Scroll down to the answer part if you just want the answer.
From what I can tell the Symfony documentation only shows how to access doctrine in your controllers( I am sure it is somewhere). But what if you need to access it in a service?
Services are any class within a folder inside the src folder, Repository folder for example. In Symfony 5+ every folder within src directory is considered a service folder, meaning the classes inside are services.
My current app has a very complex registration system and other forms. Not all of the fields are saved, and some go to different tables after processes are applied. For example the user alias is turned into a URL safe string to be used as their profile page.
So I started with all of the code I needed directly in the controller method, but that was a few hundred lines. Usually when I have a complex form that needs specific processing I create a processing class and save it in a folder called FormProcessors. Much of this same code can later be used with RabbitMq for example.
Inside the form processors I have public and private methods. I call the public methods from the controller methods to process the forms. You could split the code up within your controller class using private methods. I do that sometimes as I am building the form, I then move it to the form processors.
One added benefit of using the form processors is the logic can be copied over to new classes used with something like RabbitMQ when I move to an Event based system or microservices etc.

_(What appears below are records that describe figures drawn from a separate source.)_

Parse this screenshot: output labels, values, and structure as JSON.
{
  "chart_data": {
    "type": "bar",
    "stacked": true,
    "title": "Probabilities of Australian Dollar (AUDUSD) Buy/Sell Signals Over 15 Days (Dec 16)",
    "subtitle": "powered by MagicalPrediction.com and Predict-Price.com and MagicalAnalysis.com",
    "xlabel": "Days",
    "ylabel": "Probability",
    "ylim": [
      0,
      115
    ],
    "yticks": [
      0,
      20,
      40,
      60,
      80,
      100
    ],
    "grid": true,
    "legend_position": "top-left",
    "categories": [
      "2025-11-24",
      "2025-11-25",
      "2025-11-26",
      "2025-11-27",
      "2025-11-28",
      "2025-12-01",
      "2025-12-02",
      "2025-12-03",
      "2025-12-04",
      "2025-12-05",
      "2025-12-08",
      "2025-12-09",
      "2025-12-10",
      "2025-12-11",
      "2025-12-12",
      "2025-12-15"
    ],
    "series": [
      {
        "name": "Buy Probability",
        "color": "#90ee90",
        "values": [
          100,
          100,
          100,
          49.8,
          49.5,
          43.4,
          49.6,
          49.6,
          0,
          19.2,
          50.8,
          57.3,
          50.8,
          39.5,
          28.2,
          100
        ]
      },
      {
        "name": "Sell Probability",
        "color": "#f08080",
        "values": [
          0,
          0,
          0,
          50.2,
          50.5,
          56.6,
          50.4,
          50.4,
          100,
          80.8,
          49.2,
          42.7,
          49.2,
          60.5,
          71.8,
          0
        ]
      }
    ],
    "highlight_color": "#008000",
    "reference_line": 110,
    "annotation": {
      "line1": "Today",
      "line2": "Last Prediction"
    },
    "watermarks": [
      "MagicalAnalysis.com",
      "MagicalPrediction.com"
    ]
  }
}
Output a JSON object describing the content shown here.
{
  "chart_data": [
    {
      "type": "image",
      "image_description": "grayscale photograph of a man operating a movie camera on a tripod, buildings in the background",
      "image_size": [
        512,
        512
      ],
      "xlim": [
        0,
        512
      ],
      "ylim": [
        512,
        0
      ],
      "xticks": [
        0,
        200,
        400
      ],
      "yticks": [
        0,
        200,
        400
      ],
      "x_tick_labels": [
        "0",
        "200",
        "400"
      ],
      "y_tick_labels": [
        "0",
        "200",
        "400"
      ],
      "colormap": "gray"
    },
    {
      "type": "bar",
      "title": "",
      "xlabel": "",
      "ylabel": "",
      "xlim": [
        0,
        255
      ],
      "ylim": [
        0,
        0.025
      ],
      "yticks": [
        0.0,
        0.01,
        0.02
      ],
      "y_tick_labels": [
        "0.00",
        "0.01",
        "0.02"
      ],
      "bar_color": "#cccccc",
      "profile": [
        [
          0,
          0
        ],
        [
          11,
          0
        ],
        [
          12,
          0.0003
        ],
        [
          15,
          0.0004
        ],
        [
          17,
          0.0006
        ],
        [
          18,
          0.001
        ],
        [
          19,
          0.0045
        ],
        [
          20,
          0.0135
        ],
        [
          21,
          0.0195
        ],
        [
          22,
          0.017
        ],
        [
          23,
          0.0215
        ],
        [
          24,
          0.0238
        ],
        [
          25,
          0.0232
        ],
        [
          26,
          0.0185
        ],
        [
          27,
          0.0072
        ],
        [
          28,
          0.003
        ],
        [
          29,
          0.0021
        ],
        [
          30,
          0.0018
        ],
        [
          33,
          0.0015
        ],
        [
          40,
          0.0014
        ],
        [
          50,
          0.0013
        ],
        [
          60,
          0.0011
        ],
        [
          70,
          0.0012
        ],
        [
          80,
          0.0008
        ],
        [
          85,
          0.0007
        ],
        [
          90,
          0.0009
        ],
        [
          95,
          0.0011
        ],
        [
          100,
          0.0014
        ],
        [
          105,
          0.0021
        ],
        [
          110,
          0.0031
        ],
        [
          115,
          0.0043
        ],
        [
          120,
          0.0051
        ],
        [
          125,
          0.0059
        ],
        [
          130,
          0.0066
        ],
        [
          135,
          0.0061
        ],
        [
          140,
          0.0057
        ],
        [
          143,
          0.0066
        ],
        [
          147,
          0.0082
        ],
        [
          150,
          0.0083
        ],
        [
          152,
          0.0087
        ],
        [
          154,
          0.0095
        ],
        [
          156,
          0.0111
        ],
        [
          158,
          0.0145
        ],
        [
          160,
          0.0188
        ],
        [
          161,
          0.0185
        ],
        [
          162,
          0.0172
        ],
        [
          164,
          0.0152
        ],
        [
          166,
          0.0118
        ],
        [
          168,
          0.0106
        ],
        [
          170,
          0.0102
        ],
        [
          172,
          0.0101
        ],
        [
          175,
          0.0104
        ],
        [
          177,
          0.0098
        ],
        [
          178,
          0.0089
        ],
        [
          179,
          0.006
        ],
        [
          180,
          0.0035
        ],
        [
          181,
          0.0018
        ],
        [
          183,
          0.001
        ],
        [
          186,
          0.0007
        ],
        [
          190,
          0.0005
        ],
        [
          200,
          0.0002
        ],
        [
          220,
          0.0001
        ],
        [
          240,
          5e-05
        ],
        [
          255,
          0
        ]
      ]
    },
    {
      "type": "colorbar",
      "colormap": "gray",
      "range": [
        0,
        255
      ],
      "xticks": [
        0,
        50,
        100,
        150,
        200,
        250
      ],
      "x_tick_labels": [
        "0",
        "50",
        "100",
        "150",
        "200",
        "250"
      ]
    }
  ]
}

So I needed to figure out how to get to the dang doctrine orm inside my form processors, which is a service.
The answer
The answer is to type hint your Service class constructors with EntityManagerInterface like this(there are probably other ways too)
class RegistrationProcessor { private Form $form; private array $errors; private array $filtered; private EntityManagerInterface $entityManager; private MysqlConnection $mysqlConnection; private UserPasswordEncoderInterface $passwordEncoder; public function __construct( EntityManagerInterface $entityManager, MysqlConnection $mysqlConnection, UserPasswordEncoderInterface $passwordEncoder, Form $form) { $this->entityManager = $entityManager; $this->form = $form; $this->filtered = array(); $this->errors = array(); $this->mysqlConnection = $mysqlConnection; $this->passwordEncoder = $passwordEncoder; }
Then to use it, you do this where you need it.
public function saveUserAlias( User $user, string $alias, DateTimeInterface $dateTimeObject){ $userAlias = new UserAlias(); $userAlias->setUser($user); $userAlias->setAlias($alias); $userAlias->setDatetimeAdded($dateTimeObject); $this->entityManager->persist($userAlias); $this->entityManager->flush(); }
Notice it is as simple as two calls to entityManager. You don’t have to even get the Repository. However you may get an error if you do not have your Repositories defined in your entities.